Unlike the changing displacement of a rope, there is no kinetic energy in the changing of the electric field.

Now you might think: "But a changing E field produces a B fields, so the faster it changes, the stronger the B field, so the more energy and vice versa).

This is the wrong premise. A changing E field doesn't create anything, but it does match the gradient of the B field (and vice versa), so the higher frequency is just compensated by a shorter wavelength--which agrees with out understanding of waves.

• Thankyou. So, what you are saying is, if we want a higher frequency EM wave, hence we start oscillating the electrons faster(lets say in an antenna), so the energy required would be same? It won't increase because we have increased the frequency of the electrons to make then oscillate faster? Commented Jul 16 at 14:56

According to particle theory, the energy of a photon depends on frequency which makes sense. But in classical theory, how is it included? I am not seeing it.
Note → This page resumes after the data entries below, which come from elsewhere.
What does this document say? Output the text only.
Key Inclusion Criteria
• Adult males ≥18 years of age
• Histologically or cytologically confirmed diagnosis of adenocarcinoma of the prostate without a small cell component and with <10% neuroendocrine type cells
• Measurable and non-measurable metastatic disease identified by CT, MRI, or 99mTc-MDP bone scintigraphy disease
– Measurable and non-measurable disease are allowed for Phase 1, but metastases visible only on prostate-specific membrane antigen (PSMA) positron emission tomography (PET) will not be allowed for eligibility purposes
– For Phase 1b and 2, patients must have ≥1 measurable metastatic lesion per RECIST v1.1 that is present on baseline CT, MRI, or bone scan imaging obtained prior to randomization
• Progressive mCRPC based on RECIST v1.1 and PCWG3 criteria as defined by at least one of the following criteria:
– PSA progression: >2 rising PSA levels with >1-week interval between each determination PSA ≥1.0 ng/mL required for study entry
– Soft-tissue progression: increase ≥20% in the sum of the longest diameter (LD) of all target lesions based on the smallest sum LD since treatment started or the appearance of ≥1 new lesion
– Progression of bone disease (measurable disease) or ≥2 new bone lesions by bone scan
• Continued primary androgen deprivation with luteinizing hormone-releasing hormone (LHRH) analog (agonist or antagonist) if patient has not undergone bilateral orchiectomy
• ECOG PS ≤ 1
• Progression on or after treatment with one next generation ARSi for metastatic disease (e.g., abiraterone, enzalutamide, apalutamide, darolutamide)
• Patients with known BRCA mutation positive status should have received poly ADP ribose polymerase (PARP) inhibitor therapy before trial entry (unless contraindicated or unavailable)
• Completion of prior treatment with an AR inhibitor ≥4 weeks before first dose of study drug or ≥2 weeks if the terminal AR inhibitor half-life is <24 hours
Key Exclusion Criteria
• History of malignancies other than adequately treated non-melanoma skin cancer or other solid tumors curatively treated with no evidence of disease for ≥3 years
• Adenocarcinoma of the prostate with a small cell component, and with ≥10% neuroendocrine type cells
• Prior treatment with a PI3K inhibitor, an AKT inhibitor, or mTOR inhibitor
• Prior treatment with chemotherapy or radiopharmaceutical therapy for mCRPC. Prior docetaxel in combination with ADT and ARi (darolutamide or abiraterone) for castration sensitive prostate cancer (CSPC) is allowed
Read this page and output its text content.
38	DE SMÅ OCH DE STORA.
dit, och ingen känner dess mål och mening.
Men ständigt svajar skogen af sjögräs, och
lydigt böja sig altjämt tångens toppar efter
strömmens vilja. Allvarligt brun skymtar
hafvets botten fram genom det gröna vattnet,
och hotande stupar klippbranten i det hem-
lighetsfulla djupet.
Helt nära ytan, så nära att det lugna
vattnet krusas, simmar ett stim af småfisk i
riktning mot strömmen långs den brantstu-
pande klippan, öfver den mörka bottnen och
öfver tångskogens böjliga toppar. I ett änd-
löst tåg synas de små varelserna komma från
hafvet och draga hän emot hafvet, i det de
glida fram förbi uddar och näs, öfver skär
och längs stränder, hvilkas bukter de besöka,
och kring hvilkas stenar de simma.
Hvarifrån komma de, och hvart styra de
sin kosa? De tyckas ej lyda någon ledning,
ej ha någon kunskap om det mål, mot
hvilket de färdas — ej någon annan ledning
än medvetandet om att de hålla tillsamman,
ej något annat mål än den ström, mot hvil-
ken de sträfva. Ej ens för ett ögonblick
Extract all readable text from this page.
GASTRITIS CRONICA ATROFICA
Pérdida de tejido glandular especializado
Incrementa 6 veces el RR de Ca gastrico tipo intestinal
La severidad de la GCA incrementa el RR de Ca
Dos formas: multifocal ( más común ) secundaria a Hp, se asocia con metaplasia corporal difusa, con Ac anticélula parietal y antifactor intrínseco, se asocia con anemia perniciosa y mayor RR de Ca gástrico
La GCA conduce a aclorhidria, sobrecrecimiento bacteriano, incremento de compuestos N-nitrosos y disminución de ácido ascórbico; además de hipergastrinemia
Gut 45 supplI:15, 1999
Energy density vs. energy flux
One has to distinguish here energy density and energy flux. Energy density is not explicitly dependent on energy, but the energy flux, i.e., how fast the energy propagates from one place to another (the energy "carried" by the wave), is indeed dependent on frequency (i.e., on the rate of change in time), as is described by the Poynting theorem: $$\nabla \cdot\mathbf{S} = \frac{\partial u}{\partial t}$$

Quantum vs. classical
Trying to draw analogy with the photons however touches upon the crucial difference between the classical and quantum waves. In classical theory one can excite waves of any energy at any frequency - for high frequency we can always excite a wave of sufficiently weak amplitude, so that it has low energy density. In Quantum theory the excitations are quantized, so that a wave of frequency $$\omega$$ cannot have energy lower than $$\hbar\omega$$ (forgetting for the moment the energy of the vacuum fluctuations.) This was the insight behind the Planck's law.